Zögerlich griff ich danach und ließ mich hochziehen. Ich wollte etwas erwidern. Ich sollte mich zumindest bedanken, dass sie mir geholfen hatte. Doch kein Wort kam mir über die Lippen.

»Sayuri?« Die schrille Stimme meiner Mutter ging mir durch Mark und Bein. Die Panik darin.
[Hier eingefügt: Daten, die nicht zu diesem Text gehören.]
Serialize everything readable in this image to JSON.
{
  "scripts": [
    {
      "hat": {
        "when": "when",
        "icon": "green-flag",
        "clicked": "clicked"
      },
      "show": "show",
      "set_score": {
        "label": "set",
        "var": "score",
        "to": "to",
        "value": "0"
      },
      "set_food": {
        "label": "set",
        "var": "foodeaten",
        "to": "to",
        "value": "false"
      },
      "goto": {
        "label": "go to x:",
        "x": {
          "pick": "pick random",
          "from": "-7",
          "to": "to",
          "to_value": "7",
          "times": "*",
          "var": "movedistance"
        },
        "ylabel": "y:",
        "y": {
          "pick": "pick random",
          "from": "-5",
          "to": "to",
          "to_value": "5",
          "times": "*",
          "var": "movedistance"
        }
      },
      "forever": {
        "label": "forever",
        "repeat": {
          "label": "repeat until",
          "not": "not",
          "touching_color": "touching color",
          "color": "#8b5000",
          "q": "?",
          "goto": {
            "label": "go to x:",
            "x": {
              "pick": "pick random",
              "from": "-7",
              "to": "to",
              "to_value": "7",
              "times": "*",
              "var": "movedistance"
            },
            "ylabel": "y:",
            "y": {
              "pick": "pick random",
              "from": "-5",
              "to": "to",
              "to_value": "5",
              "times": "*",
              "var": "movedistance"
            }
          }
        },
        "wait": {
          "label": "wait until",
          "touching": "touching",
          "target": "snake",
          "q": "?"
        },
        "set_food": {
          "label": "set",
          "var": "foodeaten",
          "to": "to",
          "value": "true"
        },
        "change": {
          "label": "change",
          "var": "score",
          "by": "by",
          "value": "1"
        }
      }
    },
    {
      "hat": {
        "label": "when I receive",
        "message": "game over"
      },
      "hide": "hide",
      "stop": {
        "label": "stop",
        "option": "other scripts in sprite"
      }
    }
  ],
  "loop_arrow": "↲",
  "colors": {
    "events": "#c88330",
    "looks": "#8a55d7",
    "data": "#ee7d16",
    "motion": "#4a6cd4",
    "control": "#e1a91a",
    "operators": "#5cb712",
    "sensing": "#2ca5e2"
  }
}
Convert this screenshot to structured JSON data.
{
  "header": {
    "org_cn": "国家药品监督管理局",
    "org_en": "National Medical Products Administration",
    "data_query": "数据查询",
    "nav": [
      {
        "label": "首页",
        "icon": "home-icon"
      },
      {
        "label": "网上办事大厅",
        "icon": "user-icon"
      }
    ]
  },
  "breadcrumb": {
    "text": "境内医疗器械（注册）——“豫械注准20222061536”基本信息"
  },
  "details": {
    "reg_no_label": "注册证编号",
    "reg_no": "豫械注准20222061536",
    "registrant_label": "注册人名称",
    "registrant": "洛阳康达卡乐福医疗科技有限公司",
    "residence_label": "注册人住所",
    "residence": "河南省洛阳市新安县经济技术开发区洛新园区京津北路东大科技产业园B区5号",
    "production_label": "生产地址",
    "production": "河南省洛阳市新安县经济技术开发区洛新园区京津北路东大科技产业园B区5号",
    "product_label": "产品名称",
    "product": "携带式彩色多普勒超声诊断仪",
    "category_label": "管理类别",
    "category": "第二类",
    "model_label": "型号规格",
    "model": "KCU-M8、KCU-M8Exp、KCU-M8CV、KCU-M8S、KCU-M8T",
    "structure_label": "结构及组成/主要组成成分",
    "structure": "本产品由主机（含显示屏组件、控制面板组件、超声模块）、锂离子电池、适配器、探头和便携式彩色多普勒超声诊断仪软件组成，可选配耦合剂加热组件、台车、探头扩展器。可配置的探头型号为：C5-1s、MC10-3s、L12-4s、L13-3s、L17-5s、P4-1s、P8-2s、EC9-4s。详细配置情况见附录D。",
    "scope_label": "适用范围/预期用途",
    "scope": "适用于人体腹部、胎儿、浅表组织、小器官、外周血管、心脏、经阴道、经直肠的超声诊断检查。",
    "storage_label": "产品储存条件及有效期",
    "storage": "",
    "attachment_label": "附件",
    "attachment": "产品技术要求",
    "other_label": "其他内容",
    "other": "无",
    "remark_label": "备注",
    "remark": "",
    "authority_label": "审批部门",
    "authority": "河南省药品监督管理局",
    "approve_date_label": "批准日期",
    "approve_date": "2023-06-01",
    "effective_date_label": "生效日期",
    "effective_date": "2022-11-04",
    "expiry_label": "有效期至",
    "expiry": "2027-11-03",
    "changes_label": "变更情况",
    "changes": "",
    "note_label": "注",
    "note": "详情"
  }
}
Die Angst, dass ich fort war.

»Ich …«, setzte ich an.

»Geh schon, sonst machen sie sich Sorgen.« Das Mädchen lächelte, und der Hauch von Grübchen erschien auf seinen Wangen.

»D-danke«, murmelte ich und setzte mich in Richtung des Schreins in Bewegung, als ich meinen Vater ebenfalls rufen hörte.

»Wir sehen uns«, sagte das Mädchen noch, wodurch mir bewusst wurde, dass ich nicht nach seinem Namen gefragt hatte.

Erleichterung stand in den Gesichtern meiner Eltern, als ich bei ihnen vor dem Torii ankam.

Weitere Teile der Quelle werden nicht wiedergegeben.